Effective and genuine use of a trademark: the Testarossa case

With decision of August 29th 2023, relating to the TESTAROSSA sign which distinguishes high level sports cars, the EUIPO Board of Appeals ruled on the evaluation criteria of the effective and genuine use of a trademark.

In particular, a request for trademark revocation was submitted against the well-known sign, based on the lack of effective use for a continuative period of 5 years.

The owner of the trademark, in response to the action received, presented a series of evidence such as Internet articles and publications on industry magazines mostly about the history of the trademark, a number of invoices, pictures and technical data sheets, specifying that the interested market included experts and collectors exclusively.

The applicant for the revocation request contested such evidence arguing, in particular, that the owner admitted to no longer use the contested trademark and that the sporadic sale of Testarossa secondhand historic cars, by dealerships, surely did not constitute a trademark genuine use. In particular, the owner would not have used the trademark to create or preserve a market for goods bearing the sign at issue as the European regulation asks for.

The EUIPO Cancellation Division, nevertheless, although declaring the partial revocation of the trademark for components and accessories in class 12, declared proven the effective use of the contested sign for “car”, in the same class.

The decision at issue was then appealed by both parties and the European Judge, in its decision, addressed many interesting issues regarding the effective use of a trademark.

Firstly, by adhering to the complaints of the applicant of the revocation action, it stated that any use of the Testarossa sign regarding “cars” was proven. It was observed, in particular, that there was no evidence that could prove that the owner was directly involved in the sales of the cars under exam. As a matter of facts, the evidence provided, relating for the most part to the history of the trademark and to the famous owners of the sport cars, were far from demonstrating a genuine use of the sign providing rather indication on its reputation.

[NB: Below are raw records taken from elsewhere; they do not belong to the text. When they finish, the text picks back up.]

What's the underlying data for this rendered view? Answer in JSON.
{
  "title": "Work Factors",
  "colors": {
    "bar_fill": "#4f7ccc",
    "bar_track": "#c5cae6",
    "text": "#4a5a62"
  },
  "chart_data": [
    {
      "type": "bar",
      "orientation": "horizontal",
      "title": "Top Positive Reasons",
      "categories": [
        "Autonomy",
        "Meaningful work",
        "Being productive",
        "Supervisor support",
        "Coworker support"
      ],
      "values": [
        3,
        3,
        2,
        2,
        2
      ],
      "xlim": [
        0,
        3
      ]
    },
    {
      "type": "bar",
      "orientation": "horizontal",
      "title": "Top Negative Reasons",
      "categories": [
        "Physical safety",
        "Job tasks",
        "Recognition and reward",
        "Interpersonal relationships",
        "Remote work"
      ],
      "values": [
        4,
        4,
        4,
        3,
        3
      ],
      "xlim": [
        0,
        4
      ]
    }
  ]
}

But not only that. The indication in abbreviated form of the trademark as TR or T/ROSSA, which appeared on the invoices of secondhand cars, altered its distinctive character. Moreover, the provided evidence had never shown that sales of secondhand motor vehicles were carried out with the owner consent, assuming that the mere tolerance with respect to such sales was not surely sufficient to prove an express consent. This in addition to the consideration that any license or distribution contract – between the owner and traders of TESTAROSSA cars – has never been provided in judgement.

In other words, there was not evidence that the owner of the trademark was part of sales contract or that they would receive commissions from such transactions, or that they were informed about them.

Ultimately, the fact that the owner of the trademark would not benefit from any of these sales was the proof that third traders were acting in their interest and not in the owner’s. Therefore, the decision states, TESTAROSSA car sales – today discontinued and interspersed mostly among enthusiasts – made by third subjects other than the owner and even without its consent, could not constitute an effective use suitable to avoid the revocation of the trademark.

The decision addressed also another interesting issue, that is whether the use of cars’ spare parts could prove the use of the main product, namely cars.

Well, what above mentioned could occur if the owner of a complex product also produced structural parts or integral parts of the same but this was not the case under exam. The commercial origin of the component parts at issue and the one of the products for which such parts were to be used was not the same. People involved in the sale of components and accessories were not acting, as seen, on behalf of the owner of the trademark, but on their own, as independent traders.

In brief, considering that the sale figures were so small as to not justify even the genuine use for accessories, the decision stated that the use of the trademark on accessories and spare parts was not suitable to constitute an effective use for discontinued TESTAROSSA cars.